Credit agency warns of budget strain from gas-tax-hike plan
A plan by Republican Gov. Chris Christie and the Legislature to raise the gas tax by 23 cents could strain New Jersey's budget, a rating agency said Monday.
Moody's said the plan, which would also cut other taxes while establishing an eight-year $16 billion transportation trust fund, is a credit negative.
The Democrat-led Legislature passed the measure with bipartisan support Friday. Christie has not acted on the legislation, though he said he supports it.
The Assembly and Senate voted on the deal after Christie met with Democratic Assembly Speaker Vincent Prieto and Democratic Senate President Steve Sweeney and agreed to it.
The legislation would cut the sales tax from 7 percent to 6.625 percent over 15 months while phasing out the estate tax.

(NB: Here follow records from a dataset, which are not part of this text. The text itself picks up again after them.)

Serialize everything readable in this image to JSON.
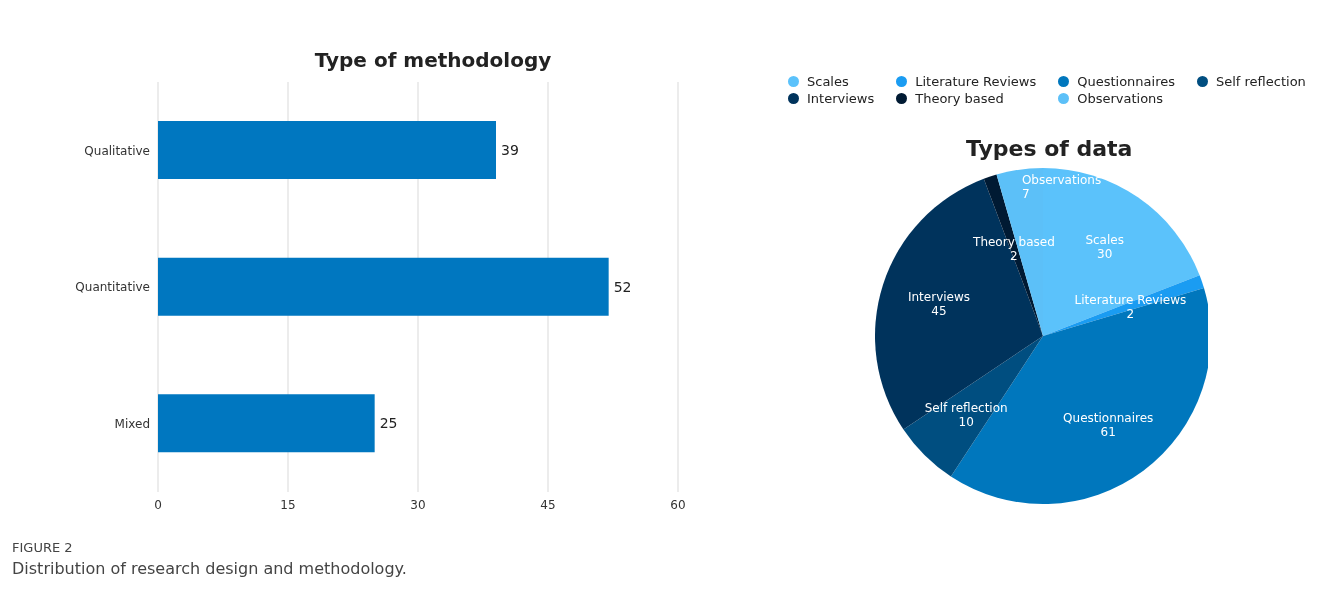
{
  "chart_data": [
    {
      "type": "bar",
      "title": "Type of methodology",
      "orientation": "horizontal",
      "categories": [
        "Qualitative",
        "Quantitative",
        "Mixed"
      ],
      "values": [
        39,
        52,
        25
      ],
      "color": "#0077c0",
      "xlim": [
        0,
        60
      ],
      "xticks": [
        0,
        15,
        30,
        45,
        60
      ],
      "grid": "x",
      "data_labels": true,
      "annotations": [
        "FIGURE 2",
        "Distribution of research design and methodology."
      ]
    },
    {
      "type": "pie",
      "title": "Types of data",
      "categories": [
        "Scales",
        "Literature Reviews",
        "Questionnaires",
        "Self reflection",
        "Interviews",
        "Theory based",
        "Observations"
      ],
      "values": [
        30,
        2,
        61,
        10,
        45,
        2,
        7
      ],
      "colors": [
        "#5bc2fb",
        "#1a9cf2",
        "#0077bd",
        "#004e80",
        "#00335c",
        "#001a33",
        "#5cc0f8"
      ],
      "data_labels": true,
      "legend": "top"
    }
  ]
}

Moody's says the changes would carry a cost of $1.4 billion by fiscal year 2021, along with an average annual increase in pension contributions of $711 million through 2023.
"The annual revenue loss in future years will worsen the state's budget challenges," Moody's said in a statement.
Messages left with Christie's office and Democratic legislative leaders were not immediately returned.
Moody's statement is not a credit downgrade, but the agency says its outlook shows the possible effect the development can have on the state's credit.
The credit rating helps determine how costly it is for the state to borrow money for projects. Under Christie, the state's rating has been downgraded three times by each of the three major credit-rating agencies.